By Joanne Sydney Lessner
Anjli Mata’s unique path as a teacher of Western classical music in India began as a child, watching her father play the harmonium by ear. “I loved to watch his fingers fly across the keys and soon started experimenting myself,” she says. “After much resistance from my mother, who thought I should be learning Indian music, I managed to convince her to allow me to learn Western classical music. Today she is 89 and says, ‘Thank God you did not listen to me!’”
The President of the Western Music Education Association reflects on being a music educator in India.
Mata quickly realized that her interest lay in teaching rather than performing. She credits teacher Aruna Pasricha with expanding her knowledge base beyond the piano to include recorder, guitar, music theory, music appreciation, and the Orff methodology for young learners. “She was my inspiration.

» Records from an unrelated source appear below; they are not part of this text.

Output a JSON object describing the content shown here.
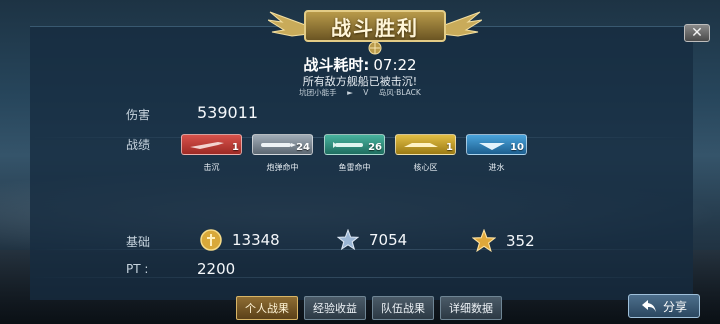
{
  "banner": {
    "title": "战斗胜利"
  },
  "battle": {
    "time_label": "战斗耗时:",
    "time_value": "07:22",
    "subtitle": "所有敌方舰船已被击沉!",
    "player_left": "坑团小能手",
    "flag_icon": "flag-icon",
    "vs": "V",
    "player_right": "岛风·BLACK"
  },
  "labels": {
    "damage": "伤害",
    "record": "战绩",
    "base": "基础",
    "pt": "PT :"
  },
  "damage_value": "539011",
  "badges": [
    {
      "icon": "plane-icon",
      "count": "1",
      "label": "击沉",
      "color": "#c63a34"
    },
    {
      "icon": "shell-icon",
      "count": "24",
      "label": "炮弹命中",
      "color": "#7e8a96"
    },
    {
      "icon": "torpedo-icon",
      "count": "26",
      "label": "鱼雷命中",
      "color": "#2f8f7e"
    },
    {
      "icon": "core-icon",
      "count": "1",
      "label": "核心区",
      "color": "#c9a226"
    },
    {
      "icon": "water-icon",
      "count": "10",
      "label": "进水",
      "color": "#2f8ac6"
    }
  ],
  "stats": {
    "gold_value": "13348",
    "silver_star_value": "7054",
    "gold_star_value": "352",
    "pt_value": "2200"
  },
  "tabs": [
    {
      "label": "个人战果",
      "active": true
    },
    {
      "label": "经验收益",
      "active": false
    },
    {
      "label": "队伍战果",
      "active": false
    },
    {
      "label": "详细数据",
      "active": false
    }
  ],
  "share_label": "分享",
  "colors": {
    "panel": "#162c40",
    "active_tab": "#8e6d33",
    "gold": "#d9a93a"
  }
}
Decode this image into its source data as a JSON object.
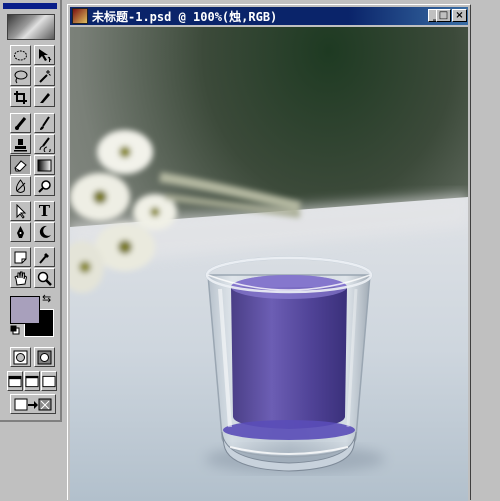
{
  "toolbox": {
    "tools": [
      {
        "name": "marquee-tool-icon"
      },
      {
        "name": "move-tool-icon"
      },
      {
        "name": "lasso-tool-icon"
      },
      {
        "name": "magic-wand-tool-icon"
      },
      {
        "name": "crop-tool-icon"
      },
      {
        "name": "slice-tool-icon"
      },
      {
        "name": "healing-brush-tool-icon"
      },
      {
        "name": "brush-tool-icon"
      },
      {
        "name": "clone-stamp-tool-icon"
      },
      {
        "name": "history-brush-tool-icon"
      },
      {
        "name": "eraser-tool-icon"
      },
      {
        "name": "gradient-tool-icon"
      },
      {
        "name": "blur-tool-icon"
      },
      {
        "name": "dodge-tool-icon"
      },
      {
        "name": "path-selection-tool-icon"
      },
      {
        "name": "type-tool-icon"
      },
      {
        "name": "pen-tool-icon"
      },
      {
        "name": "custom-shape-tool-icon"
      },
      {
        "name": "notes-tool-icon"
      },
      {
        "name": "eyedropper-tool-icon"
      },
      {
        "name": "hand-tool-icon"
      },
      {
        "name": "zoom-tool-icon"
      }
    ],
    "type_tool_glyph": "T",
    "foreground_color": "#a8a0bc",
    "background_color": "#000000"
  },
  "document": {
    "title": "未标题-1.psd @ 100%(烛,RGB)",
    "minimize_glyph": "_",
    "maximize_glyph": "□",
    "close_glyph": "×"
  }
}
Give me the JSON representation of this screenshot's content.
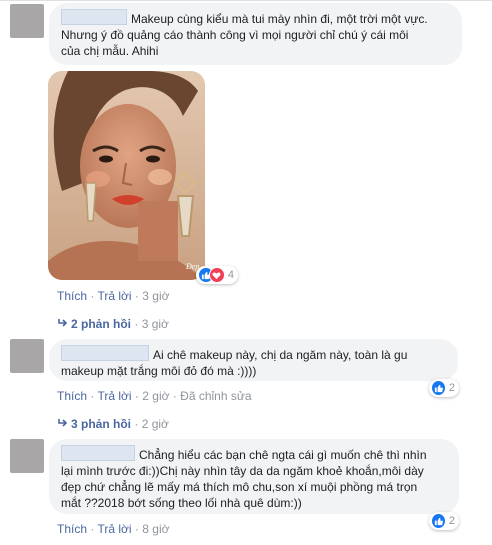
{
  "comments": [
    {
      "text_lines": [
        "Makeup cùng kiểu mà tui mày nhìn đi, một trời một vực.",
        "Nhưng ý đồ quảng cáo thành công vì mọi người chỉ chú ý cái môi",
        "của chị mẫu. Ahihi"
      ],
      "photo_watermark": "Đẹp",
      "actions": {
        "like": "Thích",
        "reply": "Trả lời",
        "time": "3 giờ"
      },
      "reaction_count": "4",
      "replies": {
        "label": "2 phản hồi",
        "time": "3 giờ"
      }
    },
    {
      "text_lines": [
        "Ai chê makeup này, chị da ngăm này, toàn là gu",
        "makeup mặt trắng môi đỏ đó mà :))))"
      ],
      "actions": {
        "like": "Thích",
        "reply": "Trả lời",
        "time": "2 giờ",
        "edited": "Đã chỉnh sửa"
      },
      "reaction_count": "2",
      "replies": {
        "label": "3 phản hồi",
        "time": "2 giờ"
      }
    },
    {
      "text_lines": [
        "Chẳng hiểu các bạn chê ngta cái gì muốn chê thì nhìn",
        "lại mình trước đi:))Chị này nhìn tây da da ngăm khoẻ khoắn,môi dày",
        "đẹp chứ chẳng lẽ mấy má thích mô chu,son xí muội phồng má trọn",
        "mắt ??2018 bớt sống theo lối nhà quê dùm:))"
      ],
      "actions": {
        "like": "Thích",
        "reply": "Trả lời",
        "time": "8 giờ"
      },
      "reaction_count": "2"
    }
  ],
  "separator": "·",
  "icons": {
    "like": "thumbs-up-icon",
    "love": "heart-icon",
    "reply_arrow": "reply-arrow-icon"
  },
  "colors": {
    "link": "#4b67a1",
    "meta": "#90949c",
    "bubble": "#f2f3f5",
    "like": "#1877f2",
    "love": "#f33e58"
  }
}
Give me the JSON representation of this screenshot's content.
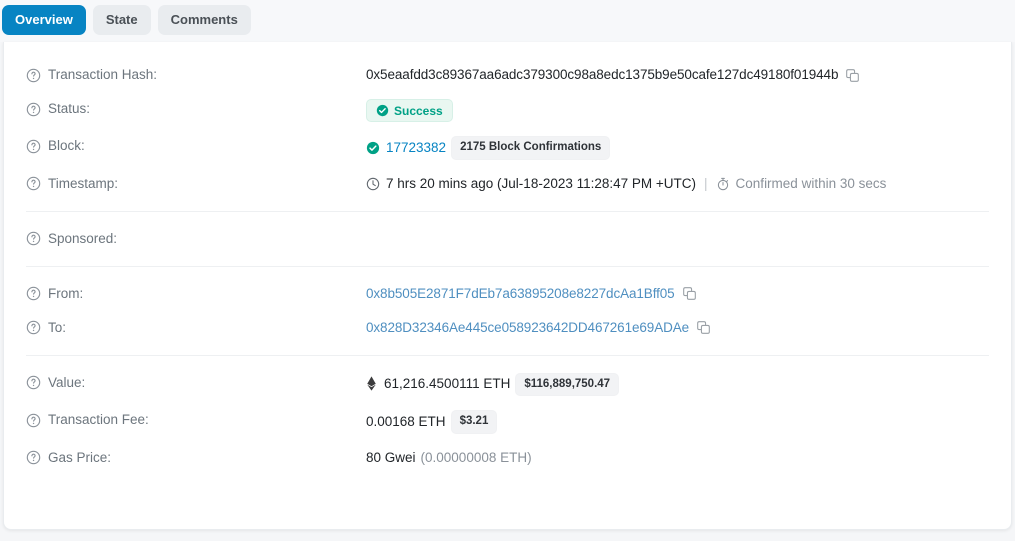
{
  "tabs": [
    {
      "label": "Overview",
      "active": true
    },
    {
      "label": "State",
      "active": false
    },
    {
      "label": "Comments",
      "active": false
    }
  ],
  "fields": {
    "transaction_hash": {
      "label": "Transaction Hash:",
      "value": "0x5eaafdd3c89367aa6adc379300c98a8edc1375b9e50cafe127dc49180f01944b"
    },
    "status": {
      "label": "Status:",
      "value": "Success"
    },
    "block": {
      "label": "Block:",
      "number": "17723382",
      "confirmations": "2175 Block Confirmations"
    },
    "timestamp": {
      "label": "Timestamp:",
      "relative": "7 hrs 20 mins ago (Jul-18-2023 11:28:47 PM +UTC)",
      "separator": "|",
      "confirmed": "Confirmed within 30 secs"
    },
    "sponsored": {
      "label": "Sponsored:",
      "value": ""
    },
    "from": {
      "label": "From:",
      "value": "0x8b505E2871F7dEb7a63895208e8227dcAa1Bff05"
    },
    "to": {
      "label": "To:",
      "value": "0x828D32346Ae445ce058923642DD467261e69ADAe"
    },
    "value": {
      "label": "Value:",
      "eth": "61,216.4500111 ETH",
      "usd": "$116,889,750.47"
    },
    "transaction_fee": {
      "label": "Transaction Fee:",
      "eth": "0.00168 ETH",
      "usd": "$3.21"
    },
    "gas_price": {
      "label": "Gas Price:",
      "gwei": "80 Gwei",
      "eth": "(0.00000008 ETH)"
    }
  },
  "colors": {
    "accent": "#0784c3",
    "success": "#00a186",
    "link": "#4f8fc0",
    "label": "#6c757d",
    "badge_bg": "#f2f3f5"
  },
  "icons": {
    "help": "help-circle-icon",
    "copy": "copy-icon",
    "clock": "clock-icon",
    "stopwatch": "stopwatch-icon",
    "check": "check-circle-icon",
    "eth": "ethereum-diamond-icon"
  }
}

Today, whatever I am is because of her,” Mata says. “Western classical music was not widely heard in India, and when I began teaching, the interest level was pretty low. However, over the years with exposure to social media, this has changed. The availability of instruments is also a challenge, as we have to import them all.”
A music educator for 45 years, Mata currently teaches at the Delhi School of Music and conducts extensive teacher training all over India in her role as National Academic Head for Trinity College, London, England. In January 2017, she became the President of India’s Western Music Education Association (WMEA), the first official NAfME affiliate outside the U.S. The goal of the WMEA is to advance the professional development and working conditions of music teachers in India, whether they are part-time, full-time, private, or academic. The association will provide practitioner-based workshops, conferences, and resources that support professional development, as well as models for contracts, accounting, intellectual property rights, and other legal and practical matters.
“In India, it is not easy getting anything to happen quickly,” Mata admits. “The paperwork and processes take a lot of time, especially for a nonprofit company.” The WMEA is in the initial stages of fundraising, but the outlook is positive. “Teachers are very curious about what is on offer,” says Mata. “We hope to attract membership from across the country and open more chapters of the WMEA in other states in India.”
“For me, the biggest reward is when one of my students becomes a teacher.”
The satisfaction of sharing knowledge with others is what keeps Mata teaching. Her family has been fully supportive of her career—not a given in India where, as Mata notes, “the woman always needs to be the homemaker.” But she also points out that things have changed over the years, and her profession never required a strict nine-to-five schedule.
Mata believes music educators should stay updated on new performing and teaching techniques and never stop learning, especially from their students. “I would like my students to develop into holistic musicians and teachers,” she says. “For me, the biggest reward is when one of my students becomes a teacher.”